I Give Him an A for Effort. But an F for ExecutionMeghan Gesswein
Lately, my kids have been trying very hard to change my mind about things. This isn’t really entirely new, as it’s something they’ve done since pretty much the day they were born, but their tactics have changed. When I tell them no, instead of the usual continuous pleading, they have decided to try to explain their case. I love that they are using their reasoning skills, but more often than not, they are way off base.
They are so far over the line that the line is a dot to them*.
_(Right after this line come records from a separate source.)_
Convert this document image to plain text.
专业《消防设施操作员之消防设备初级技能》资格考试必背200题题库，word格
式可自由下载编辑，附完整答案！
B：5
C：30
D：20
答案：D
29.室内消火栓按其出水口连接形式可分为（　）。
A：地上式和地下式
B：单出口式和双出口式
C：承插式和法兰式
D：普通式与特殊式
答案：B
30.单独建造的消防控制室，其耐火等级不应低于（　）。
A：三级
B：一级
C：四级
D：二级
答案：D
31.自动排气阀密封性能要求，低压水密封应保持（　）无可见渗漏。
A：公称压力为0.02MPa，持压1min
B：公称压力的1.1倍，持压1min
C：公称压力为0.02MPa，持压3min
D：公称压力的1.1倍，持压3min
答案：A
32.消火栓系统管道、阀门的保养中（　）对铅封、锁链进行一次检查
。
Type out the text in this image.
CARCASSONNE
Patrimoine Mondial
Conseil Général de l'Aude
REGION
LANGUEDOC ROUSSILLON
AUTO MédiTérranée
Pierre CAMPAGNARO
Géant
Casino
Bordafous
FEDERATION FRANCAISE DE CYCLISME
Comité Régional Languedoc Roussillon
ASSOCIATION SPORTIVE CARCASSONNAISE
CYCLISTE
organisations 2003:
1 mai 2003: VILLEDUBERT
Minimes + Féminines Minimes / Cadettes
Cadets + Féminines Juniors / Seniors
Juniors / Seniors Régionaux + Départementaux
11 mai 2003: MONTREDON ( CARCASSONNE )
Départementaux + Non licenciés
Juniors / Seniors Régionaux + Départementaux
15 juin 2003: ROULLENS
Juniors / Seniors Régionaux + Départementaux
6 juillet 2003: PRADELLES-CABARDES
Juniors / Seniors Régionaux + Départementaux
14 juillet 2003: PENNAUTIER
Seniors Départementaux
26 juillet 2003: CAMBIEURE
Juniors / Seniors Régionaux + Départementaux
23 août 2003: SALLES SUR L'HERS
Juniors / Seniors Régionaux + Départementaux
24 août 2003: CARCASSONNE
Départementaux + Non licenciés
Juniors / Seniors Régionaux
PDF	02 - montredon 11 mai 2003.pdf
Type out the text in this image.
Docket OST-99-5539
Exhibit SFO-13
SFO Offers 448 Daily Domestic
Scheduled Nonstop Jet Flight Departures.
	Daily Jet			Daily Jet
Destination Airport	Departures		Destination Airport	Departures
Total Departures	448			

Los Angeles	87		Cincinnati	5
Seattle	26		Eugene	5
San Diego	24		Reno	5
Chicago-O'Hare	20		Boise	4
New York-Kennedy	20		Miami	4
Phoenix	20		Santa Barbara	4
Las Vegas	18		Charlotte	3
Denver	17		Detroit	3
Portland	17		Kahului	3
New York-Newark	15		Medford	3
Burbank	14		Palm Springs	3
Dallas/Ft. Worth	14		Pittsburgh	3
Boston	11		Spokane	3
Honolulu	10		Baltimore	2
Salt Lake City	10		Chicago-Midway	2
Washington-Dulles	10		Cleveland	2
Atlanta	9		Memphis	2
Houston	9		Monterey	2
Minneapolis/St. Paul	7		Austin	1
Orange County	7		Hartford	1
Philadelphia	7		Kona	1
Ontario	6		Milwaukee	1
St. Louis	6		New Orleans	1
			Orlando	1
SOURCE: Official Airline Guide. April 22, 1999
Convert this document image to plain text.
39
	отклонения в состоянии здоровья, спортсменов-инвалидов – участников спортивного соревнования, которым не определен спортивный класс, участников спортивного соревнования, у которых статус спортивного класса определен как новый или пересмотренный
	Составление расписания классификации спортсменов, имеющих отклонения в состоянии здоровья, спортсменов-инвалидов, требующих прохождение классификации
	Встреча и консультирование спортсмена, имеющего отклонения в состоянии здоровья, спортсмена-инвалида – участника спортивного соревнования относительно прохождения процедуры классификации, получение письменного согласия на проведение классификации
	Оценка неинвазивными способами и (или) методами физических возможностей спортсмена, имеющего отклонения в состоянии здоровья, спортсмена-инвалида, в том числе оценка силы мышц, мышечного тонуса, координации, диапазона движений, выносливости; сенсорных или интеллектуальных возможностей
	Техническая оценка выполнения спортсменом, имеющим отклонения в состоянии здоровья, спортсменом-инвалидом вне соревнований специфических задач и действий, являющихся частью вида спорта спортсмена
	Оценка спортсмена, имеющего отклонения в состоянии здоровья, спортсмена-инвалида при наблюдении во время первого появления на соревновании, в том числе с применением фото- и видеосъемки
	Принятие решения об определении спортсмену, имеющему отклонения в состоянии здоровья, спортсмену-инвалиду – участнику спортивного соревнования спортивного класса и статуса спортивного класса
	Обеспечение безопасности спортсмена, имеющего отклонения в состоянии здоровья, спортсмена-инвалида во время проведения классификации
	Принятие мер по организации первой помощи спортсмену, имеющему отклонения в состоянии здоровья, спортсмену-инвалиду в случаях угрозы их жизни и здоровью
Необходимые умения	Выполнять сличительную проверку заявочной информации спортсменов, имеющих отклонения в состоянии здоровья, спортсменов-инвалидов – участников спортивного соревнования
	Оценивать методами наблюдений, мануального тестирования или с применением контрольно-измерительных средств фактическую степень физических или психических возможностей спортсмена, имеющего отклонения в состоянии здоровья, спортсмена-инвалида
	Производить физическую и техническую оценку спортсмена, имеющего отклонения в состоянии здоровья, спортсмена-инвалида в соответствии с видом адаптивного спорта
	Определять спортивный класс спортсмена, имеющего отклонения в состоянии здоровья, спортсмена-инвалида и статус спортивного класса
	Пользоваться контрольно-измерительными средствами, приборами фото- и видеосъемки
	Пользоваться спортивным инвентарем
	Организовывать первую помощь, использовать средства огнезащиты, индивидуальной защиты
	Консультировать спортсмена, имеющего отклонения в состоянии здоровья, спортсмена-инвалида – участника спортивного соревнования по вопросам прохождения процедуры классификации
Take yesterday, for instance.
Zachary was desperate for a popsicle. When his first request was met with a solid “No, you haven’t even had lunch yet.” he decided to try a different tactic. “But mommy, I love popsicles SO, SO much. I really just love them so much.” When pulling on my heartstrings didn’t work he shifted tactics again. “Mommy, I’m soooo hot. I need a popsicle so I can cool down.” Trying the sympathy angle. But, alas, the answer was still no. It was only 56 degrees outside and not much warmer in our house.
At this point he tried to switch to flattery. “Mommy, you’re my favorite. I love you the best. You’re the best mom in the whole world. Popsicle?” “I love you too, Zachary. But the answer is still no.”
I couldn’t even begin to imagine what he would possibly come up with next.
He looked at me, frowned a bit, clutched his chest and said “But mommy! I can’t breathe! I can’t breathe unless I get a popsicle!”
He made me laugh. But he still didn’t get the popsicle.
*Ten imaginary points to anyone who got my random “Friends” reference.